Колобок вздохнул и горестно продолжил:
– В общем, как только мы про бетон упомянули, старуха сразу как-то успокоилась, но стала чернее тучи. Ладно, говорит, я все поняла, сейчас пойду, вещички соберу, а вы пока на кроватку ложитесь, отдохните перед дорогой. Мы говорим – спасибо, мы лучше погуляем. И тут, поверишь, как-то сразу погода испортилась. Только минуту назад солнце светило – и вдруг дождь пошел со снегом. И как мы ни поворачиваемся, снег почему-то в лицо бьет. А мы еще квасу старухиного напились, ноги у нас тяжелые, глаза слипаются… Короче говоря, мы на старухину эту кровать и прилегли.
Тут грохнуло что-то, и все!..
– Что «все»?
– Перевоплотились мы! – с народным отчаянием взвыл Колобок.
– М-да, страшная какая-то сказка получается, – я сочувственно покачал головой.
– Какая сказка – триллер это! – всхлипывая, продолжил Колобок. – Представляешь, только я стал приходить в себя от этого кваску хмельного, только глаза открываю – смотрю, а я круглый, ног-рук нет, на тарелке лежу, а надо мной стоят Леший, Соловей-Разбойник и Волк.
У всех стопки водки налиты, и Леший, подонок, нож в руках держит и говорит: «Ну, ребята, нашего товарища, конечно, жаль, но голод не тетка, – так ведь в народе говорят?»
А Соловей-Разбойник заржал и говорит: «Я тоже поговорку про родственников знаю: «Голодной куме – хлеб на уме».
Я как в параличе на тарелке лежу и Волку подмигиваю – ведь это моя последняя надежда.
– Венедиктов, – шепчу я ему еле слышно, – ты же интеллектуал, педагог, историк – что же ты до серого зверя опустился?! Спаси меня, ведь эти гады под свои поговорки меня сейчас сожрут!
А он мне в глаза смотрит и говорит: «Голода словами не переспоришь – так сказал Менандр!»
Соловей-Разбойник – это Олевский, радист наш, на него вырячился и спрашивает: «А кто это, Менандр?»
А Волк так, с издевочкой, отвечает: «Я вам, Тимур Владимирович, постоянно в полете книги хорошие давал читать, но вы все время в своем «Фейсбуке» сидели и познакомиться с лучшими образцами мировой культуры вам было недосуг. Позор, сударь! А Менандр, чтобы вы знали – это древнегреческий драматург, один из создателей новой аттической комедии, родился около 343 до н. э. в Афинах, в богатой аристократической семье. Я его в подлиннике на греческом по вечерам читаю. Прелестнейшая, скажу вам, драматургия. Тонкая и интеллигентная!..»
– Ну, хорошо, Алексей Алексеевич, так что мы, в свете вашего Менандра, с Колобком-то делать будем? – спрашивает Соловей.
– Как, «что»? – говорит Венедиктов. – Рвите его, падлу, на куски, пока старуха не вошла!..
Леший ножом замахнулся и р-раз им мне в бок!
Но тут старуха, к счастью, в избу влетела, нож из рук Лешего вырвала и пинками их, пинками из избы! Идите, кричит, работать!..

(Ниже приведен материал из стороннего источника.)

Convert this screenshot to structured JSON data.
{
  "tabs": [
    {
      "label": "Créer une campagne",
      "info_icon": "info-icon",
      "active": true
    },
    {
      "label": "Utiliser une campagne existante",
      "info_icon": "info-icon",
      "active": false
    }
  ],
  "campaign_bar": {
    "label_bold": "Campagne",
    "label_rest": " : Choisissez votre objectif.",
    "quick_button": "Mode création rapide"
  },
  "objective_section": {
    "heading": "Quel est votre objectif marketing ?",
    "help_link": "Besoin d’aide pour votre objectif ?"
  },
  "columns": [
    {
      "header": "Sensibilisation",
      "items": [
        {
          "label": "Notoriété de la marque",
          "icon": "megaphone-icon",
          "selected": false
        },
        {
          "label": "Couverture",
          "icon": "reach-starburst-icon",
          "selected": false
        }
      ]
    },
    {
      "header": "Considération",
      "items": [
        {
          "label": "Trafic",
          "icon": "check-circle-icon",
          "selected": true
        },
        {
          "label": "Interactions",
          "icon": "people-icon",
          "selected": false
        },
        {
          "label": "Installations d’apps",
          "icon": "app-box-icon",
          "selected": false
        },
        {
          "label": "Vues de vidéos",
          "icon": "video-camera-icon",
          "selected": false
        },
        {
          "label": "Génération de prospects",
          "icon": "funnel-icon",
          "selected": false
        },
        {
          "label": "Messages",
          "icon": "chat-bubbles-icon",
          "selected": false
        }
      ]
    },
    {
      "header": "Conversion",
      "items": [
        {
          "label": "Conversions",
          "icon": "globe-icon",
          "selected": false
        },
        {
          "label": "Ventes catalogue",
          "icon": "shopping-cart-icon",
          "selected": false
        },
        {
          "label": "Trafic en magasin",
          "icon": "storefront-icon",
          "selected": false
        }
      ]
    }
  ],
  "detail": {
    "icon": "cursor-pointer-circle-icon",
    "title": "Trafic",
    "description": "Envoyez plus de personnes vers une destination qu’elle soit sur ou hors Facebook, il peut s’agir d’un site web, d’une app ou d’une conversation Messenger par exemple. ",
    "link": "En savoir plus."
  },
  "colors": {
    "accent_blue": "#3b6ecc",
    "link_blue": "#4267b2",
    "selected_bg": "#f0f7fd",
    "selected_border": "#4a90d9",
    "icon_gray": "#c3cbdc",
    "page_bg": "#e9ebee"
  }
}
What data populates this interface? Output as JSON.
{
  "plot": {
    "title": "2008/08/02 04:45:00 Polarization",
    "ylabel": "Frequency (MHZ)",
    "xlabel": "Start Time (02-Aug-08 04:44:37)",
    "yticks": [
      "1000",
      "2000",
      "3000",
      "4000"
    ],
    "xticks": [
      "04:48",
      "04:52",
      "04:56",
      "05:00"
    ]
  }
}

Крупные слезы из глаз хлебного изделия вновь покатились по ароматной корочке.
– Не плачь, размокнешь, – попытался я утешить Колобка, впрочем, безуспешно.
– Мне-то уже все равно, – плакал он. – Меня либо товарищи по профессии сожрут, либо кот Василий – он грозился перейти на мучное, если кошачий корм не подвезут.
Я вдруг понял, что меня от перевоплощения спасло только чудо. Причем, учитывая, что Волки и Колобки уже разобраны, то я, видимо, проснулся бы какой-то пупырчатой жабой в короне.
И сидела бы эта жаба в пруду, пересчитывая свои бородавки и тщетно ожидая, что ее кто-то поцелует…
– Хорошо, – вздохнул я, – так где сейчас остальные?
– По участкам. Лешка Осин – он Леший, меня носит, Волк Венедиктов в чаще воет – детей пугает, а Олевский – Соловей учится свистеть без зуба. Сидит на дубе, ждет Доброго Молодца и учится свистеть. Так ему и надо, Олевскому. Как он тогда на мою румяную корочку смотрел!.. Пусть теперь себе все мозги высвистит, если они у него остались.
Я пытался обдумать ситуацию, но мысли лезли в голову с трудом.
– М-да, значит, Осин – Леший? Не узнал, не узнал… Тебя узнал, а его нет. По его бороде понял, что дело тут не чисто, но в лицо не узнал…
– Зарос он, – посочувствовал Лешему Колобок. – Старуха бритву забрала, сказала: «Будем ближе к природе. А то еще зарежетесь или Колобка пырнете по жадности». Понимаешь, у меня начался Стокгольмский синдром – с одной стороны я у старухи в плену, но с другой – она моя последняя надежда! Мне к психиатру надо, Сережкин…
– Хорошо, – я продолжал обдумывать ситуацию, – а почему вы от меня прятались?
– Старуха приказала, – хлебный шар всхлипнул. – Деспотичная она. Если, сказала, ты из-за нас догадаешься, что происходит, то пойдут клочки по закоулочкам.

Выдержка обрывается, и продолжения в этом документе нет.